El interés de Pérez Esquivel por el arte se remonta a su infancia, de condición muy pobre. “Mi padre murió siendo yo muy pequeño”, agrega, “y el único recuerdo que conservo de mi madre, yo tenía 3 años, fue cuando un día me sacó de la cama y me mostró, en el cielo, algo como un cigarro grande: era el dirigible Graf Zeppelin cuando pasó por Buenos Aires, de modo que eso fue en junio de 1934. A todos los hermanos nos separaron y fuimos a distintos asilos. Yo estaba en un convento, y allí las monjas me daban cada paliza porque dibujaba todas las paredes. La portera del asilo, que se llamaba Josefa y no era monja, fue mi primera maestra en el arte. Ella se sentaba en un rincón del patio y, con una cuchilla, tallaba figuras de madera para el pesebre. Cuando yo hacía lio, la única que me calmaba era Josefa. Un día le pedí que me enseñara a tallar, y así me fue guiando. Yo tendría unos siete años”.
Sus estudios formales se iniciaron en el magisterio, en la Escuela de Bellas Artes. “En esa época Íbamos mucho a la Boca y pintábamos manchas, cuadros pequeños. Éramos pícaros, porque hacíamos los cuadritos frente a las cantinas; entonces los dueños, a cambio de esas pinturas, nos llevaban sánguches, comida. Allí conocimos a Quinquela, que nos invitaba los domingos a su estudio a comer tallarines. El Caminito de Juan de Dios Filiberto no es lo de ahora, sólo para el turismo. Era un sendero de yuyos que iba hasta las vías y la gente, cuando volvía, con sus pisadas abría el caminito. Había corralones, caballos percherones que cargaban los pescadores. Mi viejo era pescador. Ahí conocí a mucha gente, como Alfredo Palacios. Quinquela era el ‘presidente de la Boca’ y otorgaba un premio, la Orden del Tornillo, a personalidades destacadas. Palacios había hecho promulgar la ley de la silla para las mujeres, para que en el trabajo las mujeres se pudieran sentar y no estar de pie ocho horas, y naturalmente ganó la Orden del Tornillo. El significado de este premio se basa en eso de que a todos ‘nos falta un tornillo’, pero aquel que es sensato lo recupera, y así Quinquela te condecoraba con un tornillo en la solapa”.
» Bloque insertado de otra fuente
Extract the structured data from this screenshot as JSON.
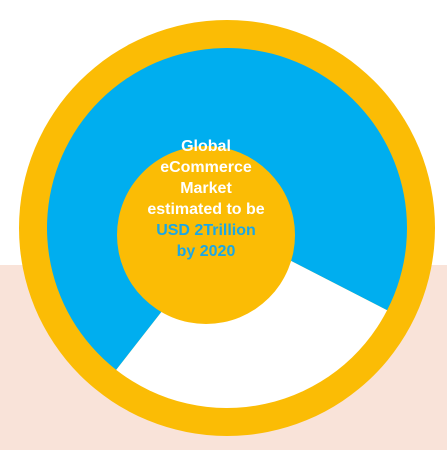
{
  "colors": {
    "background_band": "#f9e3d9",
    "ring": "#fbbc05",
    "hole": "#fbbc05",
    "segment_large": "#00aeef",
    "segment_small": "#ffffff",
    "highlight_text": "#1aa7e6",
    "center_text": "#ffffff"
  },
  "center_label": {
    "line1": "Global",
    "line2": "eCommerce",
    "line3": "Market",
    "line4": "estimated to be",
    "line5": "USD 2Trillion",
    "line6": "by 2020"
  },
  "chart_data": {
    "type": "pie",
    "donut": true,
    "slices": [
      {
        "value": 72,
        "color": "#00aeef"
      },
      {
        "value": 28,
        "color": "#ffffff"
      }
    ],
    "title": "",
    "legend": "none"
  }
}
Pérez Esquivel recuerda también cómo, en la Boca, se empezó a forjar en él la conciencia social: “¿Sabés cómo se inventó el puchero?”, pregunta. “A la olla grande la llamábamos ‘la morocha’ porque estaba siempre en el fuego y quedaba negra. Entonces los vecinos, de los conventillos, de las casas, pasaban y dejaban su aporte: una papa, un pedazo de carne, de pollo, porotos, todo iba a ‘la morocha’. Todos comíamos del puchero. El trabajo social nació espontáneamente en mí, como una necesidad. Trabajábamos en las parroquias´.
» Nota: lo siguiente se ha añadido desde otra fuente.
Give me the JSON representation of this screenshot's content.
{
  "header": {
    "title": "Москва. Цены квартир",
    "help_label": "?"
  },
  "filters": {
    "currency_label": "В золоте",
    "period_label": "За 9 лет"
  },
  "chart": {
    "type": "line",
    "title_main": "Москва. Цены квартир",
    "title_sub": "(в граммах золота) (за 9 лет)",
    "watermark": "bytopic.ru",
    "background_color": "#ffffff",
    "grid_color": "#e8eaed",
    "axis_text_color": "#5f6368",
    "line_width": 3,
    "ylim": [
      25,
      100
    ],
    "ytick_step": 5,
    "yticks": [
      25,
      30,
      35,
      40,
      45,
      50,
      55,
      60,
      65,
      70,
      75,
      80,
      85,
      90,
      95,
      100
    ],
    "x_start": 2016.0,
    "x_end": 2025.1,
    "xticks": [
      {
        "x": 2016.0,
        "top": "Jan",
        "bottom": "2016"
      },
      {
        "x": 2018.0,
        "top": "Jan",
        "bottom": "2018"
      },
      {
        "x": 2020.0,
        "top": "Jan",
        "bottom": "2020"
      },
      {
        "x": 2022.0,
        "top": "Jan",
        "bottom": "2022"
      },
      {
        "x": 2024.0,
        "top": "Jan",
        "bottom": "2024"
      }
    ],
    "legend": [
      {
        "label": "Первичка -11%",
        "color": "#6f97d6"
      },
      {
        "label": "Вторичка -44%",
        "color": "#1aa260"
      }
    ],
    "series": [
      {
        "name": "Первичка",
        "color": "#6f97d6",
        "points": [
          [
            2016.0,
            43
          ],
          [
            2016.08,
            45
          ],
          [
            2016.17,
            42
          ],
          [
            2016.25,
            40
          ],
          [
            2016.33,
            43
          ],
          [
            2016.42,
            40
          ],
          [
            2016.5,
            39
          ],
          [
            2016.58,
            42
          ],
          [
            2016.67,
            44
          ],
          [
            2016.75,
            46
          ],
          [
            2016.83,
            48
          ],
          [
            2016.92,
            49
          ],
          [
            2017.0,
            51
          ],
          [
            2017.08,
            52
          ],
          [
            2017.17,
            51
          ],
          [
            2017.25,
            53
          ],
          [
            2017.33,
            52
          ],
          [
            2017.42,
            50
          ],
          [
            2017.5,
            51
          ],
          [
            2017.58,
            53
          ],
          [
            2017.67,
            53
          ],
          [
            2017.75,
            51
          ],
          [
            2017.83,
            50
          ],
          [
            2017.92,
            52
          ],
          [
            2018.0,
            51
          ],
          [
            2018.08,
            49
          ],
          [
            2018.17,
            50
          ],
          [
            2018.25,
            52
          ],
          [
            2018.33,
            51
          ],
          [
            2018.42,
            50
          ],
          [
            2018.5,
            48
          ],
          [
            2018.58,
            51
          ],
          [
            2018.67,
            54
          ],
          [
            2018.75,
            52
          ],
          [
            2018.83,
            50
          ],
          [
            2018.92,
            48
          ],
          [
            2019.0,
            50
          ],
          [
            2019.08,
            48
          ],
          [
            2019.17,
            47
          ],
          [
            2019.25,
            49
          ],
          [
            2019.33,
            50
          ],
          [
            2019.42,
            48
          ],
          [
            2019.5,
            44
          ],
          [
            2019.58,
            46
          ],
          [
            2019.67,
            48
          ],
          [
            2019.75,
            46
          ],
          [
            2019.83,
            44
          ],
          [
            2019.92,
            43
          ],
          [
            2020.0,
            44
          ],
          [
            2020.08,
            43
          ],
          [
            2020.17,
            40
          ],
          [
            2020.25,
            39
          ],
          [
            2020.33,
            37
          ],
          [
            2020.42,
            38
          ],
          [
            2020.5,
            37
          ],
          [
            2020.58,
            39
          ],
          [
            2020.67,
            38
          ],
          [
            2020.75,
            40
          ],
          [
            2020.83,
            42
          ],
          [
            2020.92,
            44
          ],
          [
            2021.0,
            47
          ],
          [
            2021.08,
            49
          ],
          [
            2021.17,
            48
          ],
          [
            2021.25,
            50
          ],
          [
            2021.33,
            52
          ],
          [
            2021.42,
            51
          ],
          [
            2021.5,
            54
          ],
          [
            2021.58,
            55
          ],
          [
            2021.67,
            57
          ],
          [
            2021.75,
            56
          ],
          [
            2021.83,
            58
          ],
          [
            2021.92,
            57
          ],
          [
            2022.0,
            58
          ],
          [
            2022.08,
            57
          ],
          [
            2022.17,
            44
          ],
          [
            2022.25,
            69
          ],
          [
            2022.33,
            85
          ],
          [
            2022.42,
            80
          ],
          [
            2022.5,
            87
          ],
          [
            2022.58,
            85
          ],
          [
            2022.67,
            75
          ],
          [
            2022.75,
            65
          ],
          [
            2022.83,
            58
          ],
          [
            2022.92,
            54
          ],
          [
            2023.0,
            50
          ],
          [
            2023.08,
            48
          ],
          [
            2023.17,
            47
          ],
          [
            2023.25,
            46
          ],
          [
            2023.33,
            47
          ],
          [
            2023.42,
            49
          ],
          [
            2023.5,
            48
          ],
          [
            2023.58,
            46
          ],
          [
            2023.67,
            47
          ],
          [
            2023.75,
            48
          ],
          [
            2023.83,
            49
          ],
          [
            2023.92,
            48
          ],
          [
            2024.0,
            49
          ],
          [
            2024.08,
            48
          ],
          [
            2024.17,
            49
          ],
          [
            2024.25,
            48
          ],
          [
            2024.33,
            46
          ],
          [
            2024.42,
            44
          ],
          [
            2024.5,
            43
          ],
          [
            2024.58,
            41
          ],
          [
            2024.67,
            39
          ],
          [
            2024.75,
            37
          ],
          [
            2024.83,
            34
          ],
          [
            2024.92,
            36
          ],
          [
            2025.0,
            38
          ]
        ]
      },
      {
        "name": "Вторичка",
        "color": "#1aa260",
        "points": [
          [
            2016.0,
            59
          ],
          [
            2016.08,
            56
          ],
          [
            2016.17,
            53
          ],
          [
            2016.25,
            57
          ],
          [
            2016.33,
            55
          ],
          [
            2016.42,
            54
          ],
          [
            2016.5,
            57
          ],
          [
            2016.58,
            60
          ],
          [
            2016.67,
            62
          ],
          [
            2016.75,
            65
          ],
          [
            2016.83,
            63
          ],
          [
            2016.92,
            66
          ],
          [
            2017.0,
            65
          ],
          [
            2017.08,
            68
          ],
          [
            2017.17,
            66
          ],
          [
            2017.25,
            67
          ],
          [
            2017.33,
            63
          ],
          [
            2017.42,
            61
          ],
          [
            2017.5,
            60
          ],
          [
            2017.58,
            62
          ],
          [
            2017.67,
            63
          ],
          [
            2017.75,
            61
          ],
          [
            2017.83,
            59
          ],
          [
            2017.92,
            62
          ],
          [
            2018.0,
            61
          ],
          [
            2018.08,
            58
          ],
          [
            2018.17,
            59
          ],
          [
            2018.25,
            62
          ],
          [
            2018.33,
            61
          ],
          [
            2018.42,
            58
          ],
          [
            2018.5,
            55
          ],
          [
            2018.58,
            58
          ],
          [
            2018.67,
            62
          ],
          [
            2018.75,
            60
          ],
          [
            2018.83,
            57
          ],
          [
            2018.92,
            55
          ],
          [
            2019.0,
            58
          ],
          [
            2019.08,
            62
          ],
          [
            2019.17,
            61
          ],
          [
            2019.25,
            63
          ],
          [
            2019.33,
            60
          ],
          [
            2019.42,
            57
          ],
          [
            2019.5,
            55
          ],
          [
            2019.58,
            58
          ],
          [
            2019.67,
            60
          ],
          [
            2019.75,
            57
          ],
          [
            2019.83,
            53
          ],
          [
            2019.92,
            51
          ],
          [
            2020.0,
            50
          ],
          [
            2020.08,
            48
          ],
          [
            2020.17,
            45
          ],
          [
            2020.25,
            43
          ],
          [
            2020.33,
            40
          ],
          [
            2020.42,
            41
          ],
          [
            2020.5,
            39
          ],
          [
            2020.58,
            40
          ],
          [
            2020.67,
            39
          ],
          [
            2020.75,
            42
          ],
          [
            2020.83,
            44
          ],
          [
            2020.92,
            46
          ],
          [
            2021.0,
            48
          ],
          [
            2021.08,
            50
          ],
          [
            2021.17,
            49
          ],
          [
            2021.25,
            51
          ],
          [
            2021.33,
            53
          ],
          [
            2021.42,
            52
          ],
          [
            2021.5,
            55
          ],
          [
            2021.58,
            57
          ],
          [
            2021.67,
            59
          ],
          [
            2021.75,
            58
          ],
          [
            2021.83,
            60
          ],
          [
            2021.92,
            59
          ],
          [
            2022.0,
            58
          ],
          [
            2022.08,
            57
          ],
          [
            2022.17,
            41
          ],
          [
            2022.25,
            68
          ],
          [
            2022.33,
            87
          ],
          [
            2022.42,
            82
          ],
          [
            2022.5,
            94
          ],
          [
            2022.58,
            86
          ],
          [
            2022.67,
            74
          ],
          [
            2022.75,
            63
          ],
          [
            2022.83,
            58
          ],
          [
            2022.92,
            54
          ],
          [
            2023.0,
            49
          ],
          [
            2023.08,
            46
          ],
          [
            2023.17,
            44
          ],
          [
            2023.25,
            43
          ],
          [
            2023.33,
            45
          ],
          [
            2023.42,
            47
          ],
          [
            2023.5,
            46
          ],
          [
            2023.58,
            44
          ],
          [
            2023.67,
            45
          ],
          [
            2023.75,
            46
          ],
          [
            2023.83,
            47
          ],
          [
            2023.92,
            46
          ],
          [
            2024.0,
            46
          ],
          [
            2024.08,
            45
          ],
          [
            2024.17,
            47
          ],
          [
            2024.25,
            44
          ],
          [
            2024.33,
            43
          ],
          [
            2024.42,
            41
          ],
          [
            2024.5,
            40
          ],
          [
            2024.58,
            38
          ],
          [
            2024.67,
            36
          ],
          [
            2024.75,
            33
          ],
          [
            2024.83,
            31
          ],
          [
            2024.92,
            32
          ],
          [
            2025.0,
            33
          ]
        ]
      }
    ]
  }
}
¿Siempre a través del catolicismo? “No sólo”, responde. “Del ecumenismo. También con los evangélicos, o los agnósticos. Y por supuesto, tal vez por los años que pasé con mi abuela guaraní, con las comunidades indígenas, con las que sigo trabajando hasta hoy. Nosotros hicimos dos congresos de la Lengua paralelos a los oficiales, para defender las lenguas autóctonas. Al de Rosario concurrieron dos amigos que también habían ido al otro, José Saramago y Ernesto Cardenal. Es fundamental recuperar la palabra. La palabra es energía: con una palabra podemos amor y con otra destruir, como si fuera un arma”.
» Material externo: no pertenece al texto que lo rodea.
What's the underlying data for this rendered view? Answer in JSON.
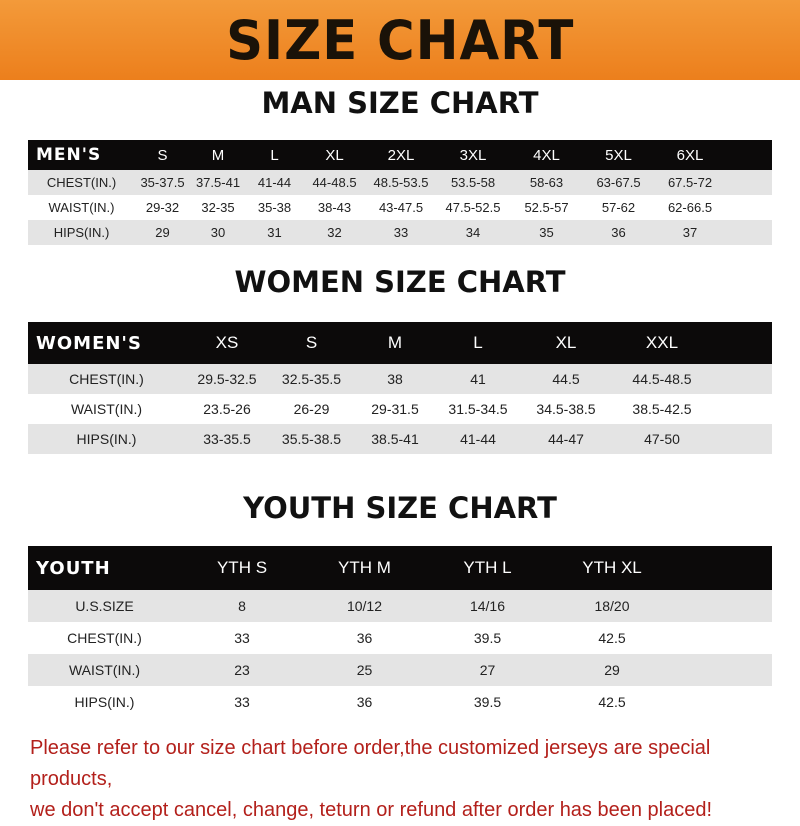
{
  "title": "SIZE CHART",
  "colors": {
    "banner": "#ee8a28",
    "header_row": "#0c0a0a",
    "note": "#b3201b"
  },
  "men": {
    "title": "MAN SIZE CHART",
    "header": "MEN'S",
    "sizes": [
      "S",
      "M",
      "L",
      "XL",
      "2XL",
      "3XL",
      "4XL",
      "5XL",
      "6XL"
    ],
    "rows": [
      {
        "label": "CHEST(IN.)",
        "values": [
          "35-37.5",
          "37.5-41",
          "41-44",
          "44-48.5",
          "48.5-53.5",
          "53.5-58",
          "58-63",
          "63-67.5",
          "67.5-72"
        ]
      },
      {
        "label": "WAIST(IN.)",
        "values": [
          "29-32",
          "32-35",
          "35-38",
          "38-43",
          "43-47.5",
          "47.5-52.5",
          "52.5-57",
          "57-62",
          "62-66.5"
        ]
      },
      {
        "label": "HIPS(IN.)",
        "values": [
          "29",
          "30",
          "31",
          "32",
          "33",
          "34",
          "35",
          "36",
          "37"
        ]
      }
    ]
  },
  "women": {
    "title": "WOMEN SIZE CHART",
    "header": "WOMEN'S",
    "sizes": [
      "XS",
      "S",
      "M",
      "L",
      "XL",
      "XXL"
    ],
    "rows": [
      {
        "label": "CHEST(IN.)",
        "values": [
          "29.5-32.5",
          "32.5-35.5",
          "38",
          "41",
          "44.5",
          "44.5-48.5"
        ]
      },
      {
        "label": "WAIST(IN.)",
        "values": [
          "23.5-26",
          "26-29",
          "29-31.5",
          "31.5-34.5",
          "34.5-38.5",
          "38.5-42.5"
        ]
      },
      {
        "label": "HIPS(IN.)",
        "values": [
          "33-35.5",
          "35.5-38.5",
          "38.5-41",
          "41-44",
          "44-47",
          "47-50"
        ]
      }
    ]
  },
  "youth": {
    "title": "YOUTH SIZE CHART",
    "header": "YOUTH",
    "sizes": [
      "YTH S",
      "YTH M",
      "YTH L",
      "YTH XL"
    ],
    "rows": [
      {
        "label": "U.S.SIZE",
        "values": [
          "8",
          "10/12",
          "14/16",
          "18/20"
        ]
      },
      {
        "label": "CHEST(IN.)",
        "values": [
          "33",
          "36",
          "39.5",
          "42.5"
        ]
      },
      {
        "label": "WAIST(IN.)",
        "values": [
          "23",
          "25",
          "27",
          "29"
        ]
      },
      {
        "label": "HIPS(IN.)",
        "values": [
          "33",
          "36",
          "39.5",
          "42.5"
        ]
      }
    ]
  },
  "note": {
    "line1": "Please refer to our size chart before order,the customized jerseys are special products,",
    "line2": "we don't accept cancel, change, teturn or refund after order has been placed!"
  }
}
En otro momento del diálogo abordamos temas como la guerra Rusia-Ucrania. Arquea las cejas y dice: “La semana pasada participé de un zoom internacional sobre el tema, donde estaba un amigo mío, Federico Mayor, que fue director de la Unesco. Cuando me pidieron un aporte yo cité a mi filósofa favorita, Mafalda. Ella está en la cama y ve al mapamundi atado con piolines, parches… Entonces dice la palabra justa: ‘Pobre mundo’. Nada más. La primera víctima de toda guerra es la verdad. Ahora me entero de que también le han dado la extradición a Julian Assange. Tenemos menos de dos semanas para revertir eso porque, si lo extraditan, lo pueden condenar a 175 años de prisión, es decir, la muerte”.
El artista y pacifista ha estado en escenarios bélicos, como Bagdad durante la Guerra del Golfo. En la muestra se expone un cuadro suyo de chicos muertos durante un bombardeo. “Mi obra refleja el horror de este mundo. En 1981 le regalé uno a Joan Baez, cuando vino en 1981 para apoyarme y la pasó muy mal porque la amenazaron y le suspendieron los conciertos. Sólo cantó para nosotros. Una buena amiga. El arte refleja aquello que uno es. La serie de los muros la voy a seguir: hoy hay como 36 muros en el mundo. No está más el de Berlín pero quedan otros, empezando por el de México y Estados Unidos”.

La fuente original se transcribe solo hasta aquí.